The spend-down is a useful strategic tool that can help improve a client’s coverage. That way, for example, a client who may be over-income for Medicaid may be able to use Medicare cost-sharing expenses to satisfy the spend-down in order to get dental benefits not covered by Medicare.

If providers don’t understand the QMB program, who should explain it to them?

Advocates are increasingly concerned that the lines of responsibility are not clearly drawn, and providers and Medicare Advantage plans remain unaware of their obligations.  Beneficiaries should not be left in the position of having to explain to their providers why they will not pay a bill, and advocates shouldn’t always have to step in to explain it either.  Eventually, clearer direction may have to come from the Centers for Medicare and Medicaid Services (CMS).
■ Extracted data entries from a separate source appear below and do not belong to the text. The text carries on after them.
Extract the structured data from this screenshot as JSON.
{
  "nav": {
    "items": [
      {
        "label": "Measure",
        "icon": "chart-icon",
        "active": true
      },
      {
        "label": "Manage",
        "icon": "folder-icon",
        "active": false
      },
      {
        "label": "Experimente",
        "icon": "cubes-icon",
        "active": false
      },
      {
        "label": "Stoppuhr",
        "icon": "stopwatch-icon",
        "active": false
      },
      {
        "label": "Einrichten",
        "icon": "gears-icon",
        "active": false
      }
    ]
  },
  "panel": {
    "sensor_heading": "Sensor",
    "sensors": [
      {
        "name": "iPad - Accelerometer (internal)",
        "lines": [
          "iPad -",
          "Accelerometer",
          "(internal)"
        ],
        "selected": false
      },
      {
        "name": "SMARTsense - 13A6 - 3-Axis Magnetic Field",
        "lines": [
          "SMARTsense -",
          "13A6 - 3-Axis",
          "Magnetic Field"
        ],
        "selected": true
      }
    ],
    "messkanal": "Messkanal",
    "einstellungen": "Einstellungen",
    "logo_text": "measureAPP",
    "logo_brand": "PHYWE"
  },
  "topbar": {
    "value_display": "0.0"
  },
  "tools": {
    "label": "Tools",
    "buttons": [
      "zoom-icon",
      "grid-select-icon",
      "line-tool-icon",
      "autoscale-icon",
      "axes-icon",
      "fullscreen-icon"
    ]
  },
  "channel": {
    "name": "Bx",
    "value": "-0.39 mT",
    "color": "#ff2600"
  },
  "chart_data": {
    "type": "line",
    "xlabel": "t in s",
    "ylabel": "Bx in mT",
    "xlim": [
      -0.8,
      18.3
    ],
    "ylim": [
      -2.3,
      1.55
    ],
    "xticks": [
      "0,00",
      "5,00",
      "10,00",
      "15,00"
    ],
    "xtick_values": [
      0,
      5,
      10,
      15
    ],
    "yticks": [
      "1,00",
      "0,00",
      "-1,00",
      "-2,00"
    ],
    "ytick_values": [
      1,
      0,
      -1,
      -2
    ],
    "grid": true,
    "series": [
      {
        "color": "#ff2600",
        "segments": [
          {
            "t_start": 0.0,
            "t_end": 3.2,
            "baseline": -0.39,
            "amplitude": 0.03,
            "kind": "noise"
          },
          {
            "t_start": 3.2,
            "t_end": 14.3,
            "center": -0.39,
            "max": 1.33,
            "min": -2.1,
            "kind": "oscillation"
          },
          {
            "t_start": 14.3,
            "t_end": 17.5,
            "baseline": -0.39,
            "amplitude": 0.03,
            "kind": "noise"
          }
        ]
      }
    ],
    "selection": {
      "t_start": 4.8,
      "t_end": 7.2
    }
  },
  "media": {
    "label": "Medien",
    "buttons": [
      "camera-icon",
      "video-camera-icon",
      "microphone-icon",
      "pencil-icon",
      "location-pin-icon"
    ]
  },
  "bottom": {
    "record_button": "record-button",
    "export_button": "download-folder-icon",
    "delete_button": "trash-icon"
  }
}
For further information please contact Geoffrey Hale:  (585) 295-5730, ghale@empirejustice.org  or Cathy Roberts: (800) 635-0355, croberts@empirejustice.org at Empire Justice  Center.

Footnotes

1  For information on Medicare’s LIS, see, “Pathways to Extra Help,” at: http://wnylc.com/health/entry/61).

2  42 U.S.C. § 1396a(n).

3  Under terms established to provide benefits for QMBs, a provider agreement necessary for reimbursement “may be executed through the submission of a claim to the Medicaid agency requesting Medicaid payment for Medicare deductibles and coinsurance for QMBs.”  CMS State Medicaid Manual, Chapter 3, Eligibility, 3490.14 (b), available at:  http://www.cms.hhs.gov/Manuals/PBM/itemdetail.asp?itemID=CMS021927.

4  Ibid.

5  42 U.S.C. § 1396a(n)(3)(A).

6  Section 1905(p)(3) of the Social Security Act.